Consumer Goods and Cultural Roots Collide in Klik My Heels

May 29, 2025 | 7:00 AM

In the classic 1939 film, The Wizard of Oz, a girl on a rural farm in Kansas dreams of being whisked off to far-off and exciting lands. Once that dream is realized, she discovers that her heart belongs not in Oz but back home.

Nunavummiut inuk artist Tarralik Duffy, from the small island town of Coral Harbour, Nunavut, now finds herself in Saskatoon, a city roughly 300 times bigger than her hometown. She deeply understands the plight of Dorothy in Oz.

“This longing to go back home took me by surprise as an adult. Because when I was younger, the last place I wanted to be was at home. I couldn’t wait to get out of Nunavut,” said Duffy.

“It’s one of those cliche things where you don’t realize what you start missing, or what you find beautiful, until you’re not around it anymore.”

Tarralik Duffy's exhibition at Remai Modern runs May 24 - October 12

Her newest exhibition, running from May until October at Remai Modern in Saskatoon, is aptly entitled Klik My Heels – a reference to Dorothy in Oz, core memories in Nunavut, and a shout to her pun-loving late father.

Her first solo exhibition in Saskatchewan features digital drawing and soft sculptures based on personal and collective cultural memories, tracing her journey from Coral Harbour to Saskatoon.

But leaving the analogy at Dorothy and Oz would be a disservice to Duffy’s work, which also incorporates ideas of consumerism, how language is understood, transformation, and being ‘colonized by condiments’.

“It’s a slow burn – you don’t realize the invasiveness of products. But they were there to help us survive. I think about this contrast – the products we have are also garbage. The things that are precious to us will pass back into the earth, but pop cans will last 500 years,” she said.

“These (consumer products) were introduced to us and now there doesn’t seem to be a way to survive without them.”

The exhibition’s title references two soft sculptures, Klik, a canned luncheon meat, and pair of kamiik (Inuktitut for ‘boots’) made from red leather.

Duffy’s late father, Ron, was a Canadian of Irish heritage, and her mother, Leonie, is Inuit – the influence of whom will both be very present in the show. Duffy said part of her exhibition is like a family portrait, with her mom’s Dororthy-like red heels and her father’s seal skin boots.

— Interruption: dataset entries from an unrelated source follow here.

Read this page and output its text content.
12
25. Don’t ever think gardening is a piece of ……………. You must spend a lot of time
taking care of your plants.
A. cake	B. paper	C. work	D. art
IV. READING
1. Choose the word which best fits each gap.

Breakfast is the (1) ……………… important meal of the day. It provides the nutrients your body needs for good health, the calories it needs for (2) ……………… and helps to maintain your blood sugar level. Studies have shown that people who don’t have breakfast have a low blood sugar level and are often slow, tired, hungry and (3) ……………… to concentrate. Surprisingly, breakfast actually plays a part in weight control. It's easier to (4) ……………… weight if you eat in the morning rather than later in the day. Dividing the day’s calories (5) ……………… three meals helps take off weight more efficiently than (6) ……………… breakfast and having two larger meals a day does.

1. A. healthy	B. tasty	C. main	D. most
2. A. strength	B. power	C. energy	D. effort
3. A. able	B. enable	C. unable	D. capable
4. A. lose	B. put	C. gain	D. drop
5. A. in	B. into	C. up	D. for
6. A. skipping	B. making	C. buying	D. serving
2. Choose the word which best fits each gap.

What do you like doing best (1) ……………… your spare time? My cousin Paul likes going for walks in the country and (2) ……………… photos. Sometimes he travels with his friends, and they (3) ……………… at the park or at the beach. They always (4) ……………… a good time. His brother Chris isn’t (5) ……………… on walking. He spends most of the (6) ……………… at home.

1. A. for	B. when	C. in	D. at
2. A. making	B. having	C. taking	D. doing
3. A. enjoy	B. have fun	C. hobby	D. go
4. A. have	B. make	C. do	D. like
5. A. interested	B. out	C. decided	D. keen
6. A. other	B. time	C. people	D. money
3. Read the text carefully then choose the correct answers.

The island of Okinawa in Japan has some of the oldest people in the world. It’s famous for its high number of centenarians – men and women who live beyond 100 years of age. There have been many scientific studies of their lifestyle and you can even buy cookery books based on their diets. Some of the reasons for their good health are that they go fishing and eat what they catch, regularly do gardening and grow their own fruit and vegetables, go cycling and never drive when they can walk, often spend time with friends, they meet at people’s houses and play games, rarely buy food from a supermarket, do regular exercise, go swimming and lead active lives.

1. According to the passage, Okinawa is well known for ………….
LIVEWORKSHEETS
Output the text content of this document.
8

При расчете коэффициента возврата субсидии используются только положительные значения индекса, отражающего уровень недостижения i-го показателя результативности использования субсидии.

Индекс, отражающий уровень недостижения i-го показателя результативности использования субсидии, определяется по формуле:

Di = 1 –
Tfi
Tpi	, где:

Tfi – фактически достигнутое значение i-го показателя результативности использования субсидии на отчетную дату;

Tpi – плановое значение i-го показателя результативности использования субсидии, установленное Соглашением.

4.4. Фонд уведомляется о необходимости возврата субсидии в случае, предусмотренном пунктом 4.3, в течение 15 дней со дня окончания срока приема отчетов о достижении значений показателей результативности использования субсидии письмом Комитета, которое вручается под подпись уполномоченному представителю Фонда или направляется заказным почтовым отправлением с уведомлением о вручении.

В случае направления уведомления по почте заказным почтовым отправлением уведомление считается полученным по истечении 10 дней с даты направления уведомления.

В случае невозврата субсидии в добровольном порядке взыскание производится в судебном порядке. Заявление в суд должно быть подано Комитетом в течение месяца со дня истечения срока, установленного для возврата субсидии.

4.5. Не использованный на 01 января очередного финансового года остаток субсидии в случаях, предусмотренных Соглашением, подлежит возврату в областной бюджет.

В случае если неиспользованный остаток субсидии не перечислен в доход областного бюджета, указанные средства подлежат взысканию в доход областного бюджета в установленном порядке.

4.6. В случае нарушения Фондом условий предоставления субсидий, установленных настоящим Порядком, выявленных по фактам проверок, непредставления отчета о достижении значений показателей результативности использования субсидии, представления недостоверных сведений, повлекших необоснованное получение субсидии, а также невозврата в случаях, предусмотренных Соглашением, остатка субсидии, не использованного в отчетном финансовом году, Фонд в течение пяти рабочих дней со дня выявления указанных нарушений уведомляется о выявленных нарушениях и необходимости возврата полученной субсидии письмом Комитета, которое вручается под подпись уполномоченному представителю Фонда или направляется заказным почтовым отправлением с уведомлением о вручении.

Tarralik Duffy, Palaugaaq (Origin Story), 2023, digital drawing. Courtesy of the artist.

“I like this idea of that my mom is Inuk, and she’s wearing high heels, and my dad is white, and he’s wearing kamiks. It’s a homage to my parents and a recognition that I’m a mix of both, so maybe there’s that friction and tension within me.”

Duffy grew up immersed in her culture and language, around grandparents who only spoke Inuktut. She said, growing up her mind was always restless, but once she started making jewellery out of antlers, her mind became quiet and found it rewarding to create something with her hands. She started her own jewellery brand, Ugly Fish Design, where she creates pieces from natural objects like beluga bones.

She later discovered Inuit artist Annie Pootoogook, who is known for her pen and coloured pencil drawings.

“She was doing pencil crayon drawings of everyday objects, and that was the first time I was like, ‘I think I want to draw a Klik can’,” she said. “I like marketing, and I like visual contrasts of solid colours, so I started to play with those things.”

Influenced by everything around her, both natural and unnatural, including pop culture, consumer products, and her northern island home, Duffy’s art seems to often fuse these disparate worlds. Duffy’s art has drawn regular comparisons to pop-art icon Andy Warhol – a comparison she said she’s certainly not looking for but isn’t bothered by.

Tarralik Duffy, Red Rose, 2023, digital drawing. Courtesy of the artist.

For Duffy, her art is more personal, and sometimes painful and both in its conceptualization and creation. She said she likes making things that are difficult, that cause a bit of a pain in the process. But, since losing her father last May, she has found a new element of grief has emerged in her work.

“Nostalgia became a double edged sword – before I missed home so much, but since losing him, I don’t want anything to do with home because he’s not there,” she said. “With art, you have to be submerged in it, and it was the last place I wanted to be. I’ll stay in Oz, forget Kansas. Leave me with the munchkins and the flying monkeys.”

And while Klik My Heels is a reflection of the beauty of her home in the North, she said it’s also a love letter to her second home of Saskatoon. Two worlds that Dorothy is learning to merge.

“There really is no place like home. That longing is always with me. But Saskatoon is home as well – I call it my home sweet second-home,” said Duffy. “So maybe both places can be a little bit of Kansas and a little bit of Oz.”